En cette journée de tempête et en pleine pandémie alors que les activités sont limitées, petit rappel de l’Hôpital de Montréal pour enfants : vive la luge et le toboggan, mais pas n’importe où.

Mis à jour le 17 janvier
Louise Leduc
Louise Leduc La Presse

Pour un deuxième hiver pandémique, le Centre de traumatologie de l’Hôpital de Montréal pour enfants rapporte un nombre élevé d’enfants et d’adolescents qui se blessent en pratiquant ces activités. « Le Centre de traumatologie a traité plus de 50 enfants depuis la mi-décembre et bon nombre souffraient de blessures graves », peut-on lire dans le communiqué.

Les accidents les plus fréquents cette année se produisent lorsque l’enfant ou l’adolescent frappe un objet solide en glissant, tels qu’un poteau, un banc, une botte de foin gelée ou d’autres obstacles. « Toutes les pentes ne sont pas destinées à la pratique de la luge ou du toboggan », rappelle l’Hôpital.

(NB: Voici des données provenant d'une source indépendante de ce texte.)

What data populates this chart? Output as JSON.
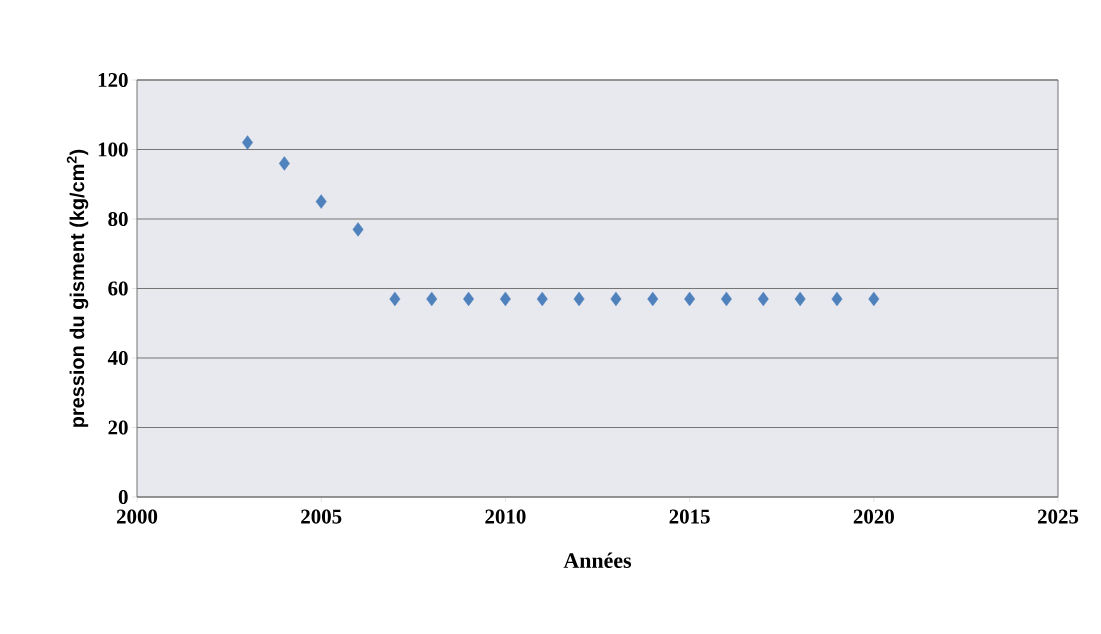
{
  "chart_data": {
    "type": "scatter",
    "xlabel": "Années",
    "ylabel": "pression du gisment (kg/cm$^{2}$)",
    "x": [
      2003,
      2004,
      2005,
      2006,
      2007,
      2008,
      2009,
      2010,
      2011,
      2012,
      2013,
      2014,
      2015,
      2016,
      2017,
      2018,
      2019,
      2020
    ],
    "values": [
      102,
      96,
      85,
      77,
      57,
      57,
      57,
      57,
      57,
      57,
      57,
      57,
      57,
      57,
      57,
      57,
      57,
      57
    ],
    "color": "#4f81bd",
    "marker": "diamond",
    "xlim": [
      2000,
      2025
    ],
    "xticks": [
      2000,
      2005,
      2010,
      2015,
      2020,
      2025
    ],
    "ylim": [
      0,
      120
    ],
    "yticks": [
      0,
      20,
      40,
      60,
      80,
      100,
      120
    ],
    "grid": "y"
  }
}
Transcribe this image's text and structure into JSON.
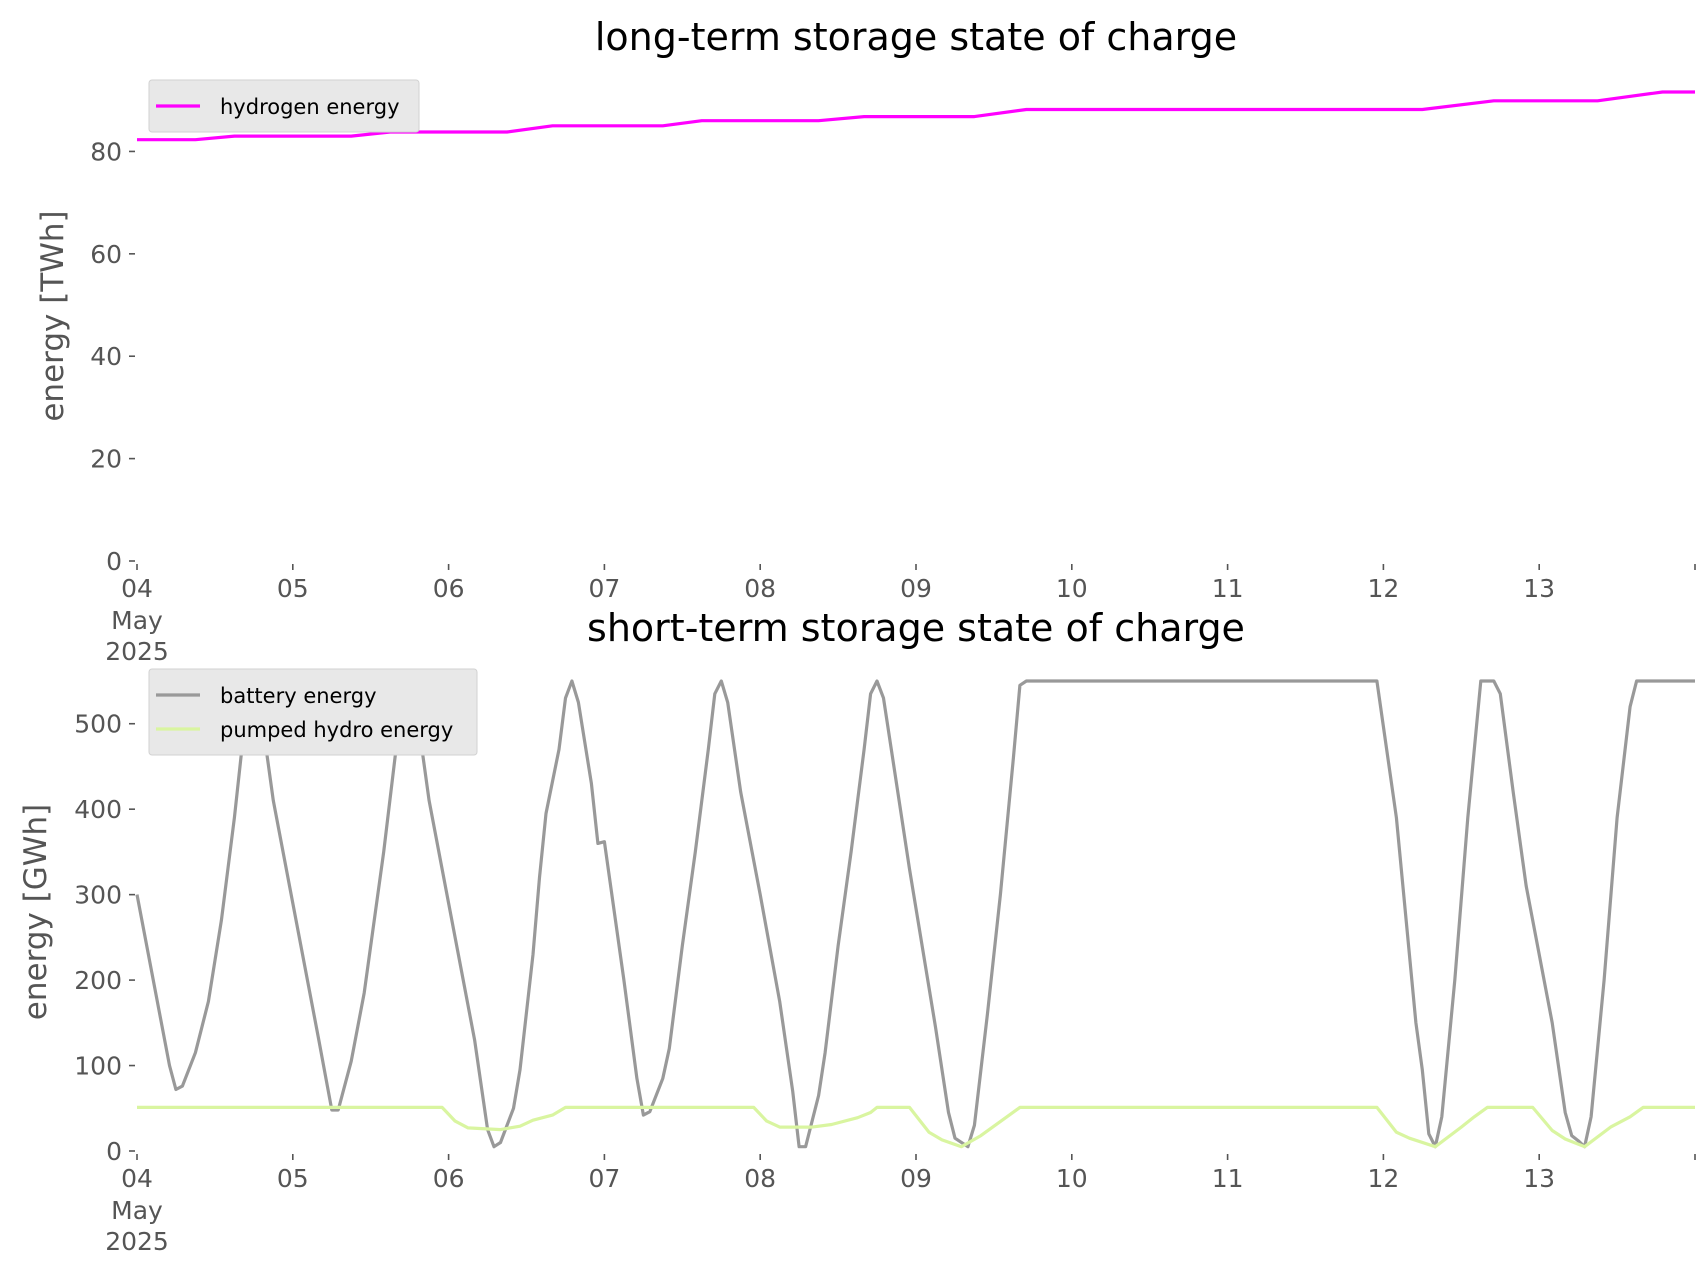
{
  "chart_data": [
    {
      "type": "line",
      "title": "long-term storage state of charge",
      "xlabel": "",
      "ylabel": "energy [TWh]",
      "ylim": [
        0,
        92
      ],
      "xlim": [
        "2025-05-04 00:00",
        "2025-05-14 00:00"
      ],
      "x_ticks": [
        "04",
        "05",
        "06",
        "07",
        "08",
        "09",
        "10",
        "11",
        "12",
        "13"
      ],
      "x_tick_extra": [
        "May",
        "2025"
      ],
      "y_ticks": [
        0,
        20,
        40,
        60,
        80
      ],
      "grid": false,
      "legend_position": "upper left",
      "series": [
        {
          "name": "hydrogen energy",
          "color": "#ff00ff",
          "points": [
            [
              "2025-05-04 00:00",
              82.3
            ],
            [
              "2025-05-04 09:00",
              82.3
            ],
            [
              "2025-05-04 15:00",
              83.0
            ],
            [
              "2025-05-05 09:00",
              83.0
            ],
            [
              "2025-05-05 15:00",
              83.8
            ],
            [
              "2025-05-06 09:00",
              83.8
            ],
            [
              "2025-05-06 16:00",
              85.0
            ],
            [
              "2025-05-07 09:00",
              85.0
            ],
            [
              "2025-05-07 15:00",
              86.0
            ],
            [
              "2025-05-08 09:00",
              86.0
            ],
            [
              "2025-05-08 16:00",
              86.8
            ],
            [
              "2025-05-09 09:00",
              86.8
            ],
            [
              "2025-05-09 17:00",
              88.2
            ],
            [
              "2025-05-12 06:00",
              88.2
            ],
            [
              "2025-05-12 17:00",
              89.9
            ],
            [
              "2025-05-13 09:00",
              89.9
            ],
            [
              "2025-05-13 19:00",
              91.6
            ],
            [
              "2025-05-14 00:00",
              91.6
            ]
          ]
        }
      ]
    },
    {
      "type": "line",
      "title": "short-term storage state of charge",
      "xlabel": "",
      "ylabel": "energy [GWh]",
      "ylim": [
        0,
        550
      ],
      "xlim": [
        "2025-05-04 00:00",
        "2025-05-14 00:00"
      ],
      "x_ticks": [
        "04",
        "05",
        "06",
        "07",
        "08",
        "09",
        "10",
        "11",
        "12",
        "13"
      ],
      "x_tick_extra": [
        "May",
        "2025"
      ],
      "y_ticks": [
        0,
        100,
        200,
        300,
        400,
        500
      ],
      "grid": false,
      "legend_position": "upper left",
      "series": [
        {
          "name": "battery energy",
          "color": "#999999",
          "points": [
            [
              "2025-05-04 00:00",
              300
            ],
            [
              "2025-05-04 05:00",
              100
            ],
            [
              "2025-05-04 06:00",
              72
            ],
            [
              "2025-05-04 07:00",
              76
            ],
            [
              "2025-05-04 09:00",
              115
            ],
            [
              "2025-05-04 11:00",
              175
            ],
            [
              "2025-05-04 13:00",
              270
            ],
            [
              "2025-05-04 15:00",
              390
            ],
            [
              "2025-05-04 17:00",
              530
            ],
            [
              "2025-05-04 18:00",
              550
            ],
            [
              "2025-05-04 19:00",
              520
            ],
            [
              "2025-05-04 21:00",
              410
            ],
            [
              "2025-05-05 00:00",
              290
            ],
            [
              "2025-05-05 04:00",
              130
            ],
            [
              "2025-05-05 06:00",
              48
            ],
            [
              "2025-05-05 07:00",
              48
            ],
            [
              "2025-05-05 09:00",
              105
            ],
            [
              "2025-05-05 11:00",
              185
            ],
            [
              "2025-05-05 14:00",
              350
            ],
            [
              "2025-05-05 17:00",
              540
            ],
            [
              "2025-05-05 18:00",
              550
            ],
            [
              "2025-05-05 19:00",
              520
            ],
            [
              "2025-05-05 21:00",
              410
            ],
            [
              "2025-05-06 00:00",
              290
            ],
            [
              "2025-05-06 04:00",
              130
            ],
            [
              "2025-05-06 06:00",
              25
            ],
            [
              "2025-05-06 07:00",
              5
            ],
            [
              "2025-05-06 08:00",
              10
            ],
            [
              "2025-05-06 10:00",
              50
            ],
            [
              "2025-05-06 11:00",
              95
            ],
            [
              "2025-05-06 13:00",
              230
            ],
            [
              "2025-05-06 14:00",
              320
            ],
            [
              "2025-05-06 15:00",
              395
            ],
            [
              "2025-05-06 17:00",
              470
            ],
            [
              "2025-05-06 18:00",
              530
            ],
            [
              "2025-05-06 19:00",
              550
            ],
            [
              "2025-05-06 20:00",
              525
            ],
            [
              "2025-05-06 22:00",
              430
            ],
            [
              "2025-05-06 23:00",
              360
            ],
            [
              "2025-05-07 00:00",
              362
            ],
            [
              "2025-05-07 03:00",
              200
            ],
            [
              "2025-05-07 05:00",
              85
            ],
            [
              "2025-05-07 06:00",
              42
            ],
            [
              "2025-05-07 07:00",
              46
            ],
            [
              "2025-05-07 09:00",
              85
            ],
            [
              "2025-05-07 10:00",
              120
            ],
            [
              "2025-05-07 12:00",
              240
            ],
            [
              "2025-05-07 14:00",
              350
            ],
            [
              "2025-05-07 16:00",
              470
            ],
            [
              "2025-05-07 17:00",
              535
            ],
            [
              "2025-05-07 18:00",
              550
            ],
            [
              "2025-05-07 19:00",
              525
            ],
            [
              "2025-05-07 21:00",
              420
            ],
            [
              "2025-05-08 00:00",
              300
            ],
            [
              "2025-05-08 03:00",
              175
            ],
            [
              "2025-05-08 05:00",
              70
            ],
            [
              "2025-05-08 06:00",
              5
            ],
            [
              "2025-05-08 07:00",
              5
            ],
            [
              "2025-05-08 09:00",
              65
            ],
            [
              "2025-05-08 10:00",
              115
            ],
            [
              "2025-05-08 12:00",
              240
            ],
            [
              "2025-05-08 14:00",
              350
            ],
            [
              "2025-05-08 16:00",
              470
            ],
            [
              "2025-05-08 17:00",
              535
            ],
            [
              "2025-05-08 18:00",
              550
            ],
            [
              "2025-05-08 19:00",
              530
            ],
            [
              "2025-05-08 21:00",
              430
            ],
            [
              "2025-05-08 23:00",
              330
            ],
            [
              "2025-05-09 03:00",
              145
            ],
            [
              "2025-05-09 05:00",
              45
            ],
            [
              "2025-05-09 06:00",
              15
            ],
            [
              "2025-05-09 08:00",
              5
            ],
            [
              "2025-05-09 09:00",
              30
            ],
            [
              "2025-05-09 11:00",
              160
            ],
            [
              "2025-05-09 13:00",
              300
            ],
            [
              "2025-05-09 15:00",
              460
            ],
            [
              "2025-05-09 16:00",
              545
            ],
            [
              "2025-05-09 17:00",
              550
            ],
            [
              "2025-05-11 23:00",
              550
            ],
            [
              "2025-05-12 02:00",
              390
            ],
            [
              "2025-05-12 05:00",
              150
            ],
            [
              "2025-05-12 06:00",
              95
            ],
            [
              "2025-05-12 07:00",
              20
            ],
            [
              "2025-05-12 08:00",
              5
            ],
            [
              "2025-05-12 09:00",
              40
            ],
            [
              "2025-05-12 11:00",
              200
            ],
            [
              "2025-05-12 13:00",
              390
            ],
            [
              "2025-05-12 15:00",
              550
            ],
            [
              "2025-05-12 17:00",
              550
            ],
            [
              "2025-05-12 18:00",
              535
            ],
            [
              "2025-05-12 20:00",
              420
            ],
            [
              "2025-05-12 22:00",
              310
            ],
            [
              "2025-05-13 02:00",
              150
            ],
            [
              "2025-05-13 04:00",
              45
            ],
            [
              "2025-05-13 05:00",
              18
            ],
            [
              "2025-05-13 06:00",
              12
            ],
            [
              "2025-05-13 07:00",
              5
            ],
            [
              "2025-05-13 08:00",
              40
            ],
            [
              "2025-05-13 10:00",
              200
            ],
            [
              "2025-05-13 12:00",
              390
            ],
            [
              "2025-05-13 14:00",
              520
            ],
            [
              "2025-05-13 15:00",
              550
            ],
            [
              "2025-05-14 00:00",
              550
            ]
          ]
        },
        {
          "name": "pumped hydro energy",
          "color": "#d9f5a0",
          "points": [
            [
              "2025-05-04 00:00",
              51
            ],
            [
              "2025-05-05 23:00",
              51
            ],
            [
              "2025-05-06 01:00",
              35
            ],
            [
              "2025-05-06 03:00",
              27
            ],
            [
              "2025-05-06 08:00",
              25
            ],
            [
              "2025-05-06 11:00",
              29
            ],
            [
              "2025-05-06 13:00",
              36
            ],
            [
              "2025-05-06 16:00",
              42
            ],
            [
              "2025-05-06 18:00",
              51
            ],
            [
              "2025-05-07 23:00",
              51
            ],
            [
              "2025-05-08 01:00",
              35
            ],
            [
              "2025-05-08 03:00",
              28
            ],
            [
              "2025-05-08 08:00",
              28
            ],
            [
              "2025-05-08 11:00",
              31
            ],
            [
              "2025-05-08 15:00",
              39
            ],
            [
              "2025-05-08 17:00",
              45
            ],
            [
              "2025-05-08 18:00",
              51
            ],
            [
              "2025-05-08 23:00",
              51
            ],
            [
              "2025-05-09 02:00",
              22
            ],
            [
              "2025-05-09 04:00",
              13
            ],
            [
              "2025-05-09 07:00",
              5
            ],
            [
              "2025-05-09 10:00",
              18
            ],
            [
              "2025-05-09 14:00",
              40
            ],
            [
              "2025-05-09 16:00",
              51
            ],
            [
              "2025-05-11 23:00",
              51
            ],
            [
              "2025-05-12 02:00",
              22
            ],
            [
              "2025-05-12 04:00",
              15
            ],
            [
              "2025-05-12 08:00",
              5
            ],
            [
              "2025-05-12 12:00",
              28
            ],
            [
              "2025-05-12 14:00",
              40
            ],
            [
              "2025-05-12 16:00",
              51
            ],
            [
              "2025-05-12 23:00",
              51
            ],
            [
              "2025-05-13 02:00",
              24
            ],
            [
              "2025-05-13 04:00",
              14
            ],
            [
              "2025-05-13 07:00",
              5
            ],
            [
              "2025-05-13 11:00",
              28
            ],
            [
              "2025-05-13 14:00",
              40
            ],
            [
              "2025-05-13 16:00",
              51
            ],
            [
              "2025-05-14 00:00",
              51
            ]
          ]
        }
      ]
    }
  ]
}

« En raison des options limitées en matière d’activité physique, la luge et le toboggan sont devenus plus populaires, mais malheureusement, nous constatons une augmentation significative du nombre de blessures traumatiques par rapport aux années précédentes », déclare Debbie Friedman, directrice de la traumatologie à l’HME. Elle ajoute qu’il est important de regarder la pente dans son ensemble, car toutes les pentes ne sont pas forcément sécuritaires.

L’hôpital note que de nombreuses municipalités ont réagi rapidement et pris des mesures efficaces pour améliorer la sécurité de leurs pentes.

Avant la pandémie, l’Hôpital de Montréal pour enfant voyait en moyenne une vingtaine de cas par hiver. Cette année, 67 % des blessés ont été victimes d’un choc ou d’une collision avec un objet dur comme un mur, une clôture, un arbre, une table, une roche ou un poteau ; 22 % sont tombés de leur toboggan et 11 % sont entrés en collision ou ont été frappés par une autre personne.

En tout, 82 % ont déclaré ne pas porter de casque et 40 % des blessés ont moins de 6 ans.

Selon la Dre Laurie Plotnick, directrice médicale, et Kelly Cummins, infirmière responsable du service des urgences de l’HME, les enfants et les adolescents traités ont subi des traumatismes crâniens, des fractures à différents endroits, des blessures abdominales et pelviennes, des lacérations oculaires et des traumatismes dentaires.

L’Hôpital rappelle de ne jamais pratiquer la luge dans la rue, de toujours vérifier l’état de la pente, d’éviter les conditions glacées. « Le port d’un casque (type ski ou hockey) est fortement recommandé. Les chocs à grande vitesse peuvent entraîner des lésions graves et traumatiques. »

Les traîneaux et toboggans plus traditionnels, qui permettent un meilleur contrôle, doivent être privilégiés et les jeunes enfants doivent toujours être surveillés.

Les médecins disent aussi qu’il faut toujours s’asseoir face à la pente et ne jamais se tenir debout ou la tête en premier.

Si les enfants perdent le contrôle, il faut rouler sur le côté et ne pas essayer d’arrêter le toboggan ou la luge avec les mains ou les pieds.

Aussi, dit l’Hôpital, « faites de la luge en plein jour. De nombreuses blessures surviennent en fin d’après-midi ou en début de soirée », après l’école, manifestement.

Si ces recommandations peuvent paraître exagérées pour certains - la luge faisant partie intégrante de la culture québécoise -, rappelons que le port de la ceinture en voiture et du casque en ski, qui paraissait futile au départ, est maintenant entré dans les mœurs.